Tarzan of the Apes by Edgar Rice Burroughs
The Adventures of Huckleberry Finn by Mark Twain
The Adventures of Tom Sawyer by Mark Twain
The Bastard by John Jakes
The Catcher in the Rye by J.D. Salinger
The Chocolate War by Robert Cormier
The Color Purple by Alice Walker
The Devil's Alternative by Frederick Forsyth
The Figure in the Shadows by John Bellairs
The Grapes of Wrath by John Steinbeck
The Great Gilly Hopkins by Katherine Paterson
The Handmaid's Tale by Margaret Atwood
The Headless Cupid by Zilpha Snyder
The Learning Tree by Gordon Parks
The Living Bible by William C. Bower
The Merchant of Venice by William Shakespeare
The New Teenage Body Book by Kathy McCoy and Charles Wibbelsman
The Pigman by Paul Zindel
The Seduction of Peter S. by Lawrence Sanders
The Shining by Stephen King
The Witches by Roald Dahl
The Witches of Worm by Zilpha Snyder
Then Again, Maybe I Won't by Judy Blume
To Kill A Mockingbird by Harper Lee
Twelfth Night by William Shakespeare
Webster's Ninth New Collegiate Dictionary by the Merriam-Webster Editorial Staff
Witches, Pumpkins, and Grinning Ghosts: The Story of the Halloween Symbols by Edna Barth

That's a LOT of books! I would definitely have to say that Catcher in the Rye by Salinger as well as To Kill a Mockingbird by Lee would have to be my favorites on this list. I guess that makes me a sinner because I like banned books? Oh well! Anyway, I think that I want to read The Chocolate War by Cormier this week; I have a soft spot for Cormier, ever since I participated in a Cormier unit in my Adolescent Lit. class at BYU. His stuff is twisted, but oh so good! I'll let you know how it reads later this week!

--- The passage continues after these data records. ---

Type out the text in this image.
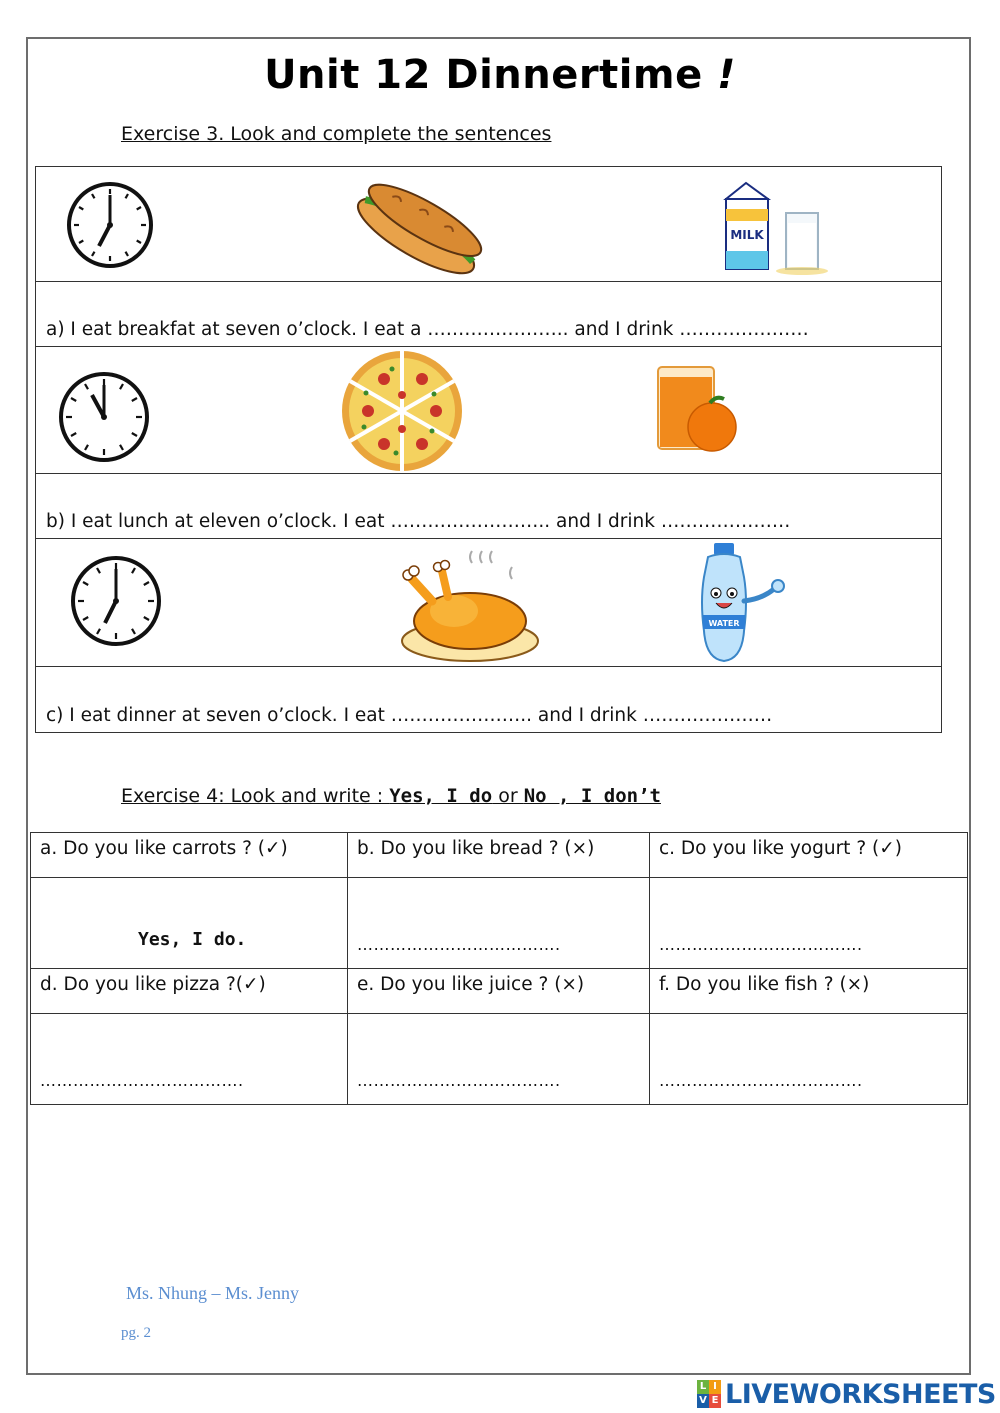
Unit 12 Dinnertime !
Exercise 3. Look and complete the sentences
MILK
a) I eat breakfat at seven o’clock. I eat a ………………….. and I drink …………………
b) I eat lunch at eleven o’clock. I eat …………………….. and I drink …………………
WATER
c) I eat dinner at seven o’clock. I eat ………………….. and I drink …………………
Exercise 4: Look and write : Yes, I do or No , I don’t
a. Do you like carrots ? (✓)	b. Do you like bread ? (×)	c. Do you like yogurt ? (✓)

Yes, I do.	……………………………….	……………………………….

d. Do you like pizza ?(✓)	e. Do you like juice ? (×)	f. Do you like fish ? (×)

……………………………….	……………………………….	……………………………….
Ms. Nhung – Ms. Jenny
pg. 2
L I
V E LIVEWORKSHEETS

Sunday, September 26, 2010

Provo Children's Library Book Festival

As I was going through my list of posts that have been sitting on the back-burner as I awaited finishing school, graduating, moving, etc., I realized that I completely forgot to create a post about the Provo Children's Library Book Festival from this past May. Wow. Talk about a brain lapse. And this year it was PHENOMENAL! One of the main reasons for it's elevated status is because I got to meet Jennifer Holm, author of the Boston Jane series (one of my favorites), as well as the author of the ever popular Baby Mouse comics. Though she was the keynote author, I was surprised at how little attended her line was for signings, but I got over the shock once I started talking to her and realized that I could have a 10 minute conversation with her, which is what I did. Definitely the highlight of my day, and year.

After chatting with the hilarity that is Holm, I quickly jumped into the Shannon Hale author signing line with a friend because she had some new books of Hale's that she wanted to get signed for herself and her family. Once we got to the table and started talking with her, we realized that she was pregnant with twins, which promptly became the subject of our conversation. What was she going to name them? Did they know the sex of the babies? Had they considered naming them after famous Superhero duos? Our little chat was probably the best of the day, which was greater intensified because of our super long wait, but most definitely worth it.

Although I didn't spend as much time as I have in the past at the book festival because I've already had the pleasure of meeting several of the authors, I was glad that I made the festival a "must" on my summer "to-do" list. I just can't wait for what next year has to bring!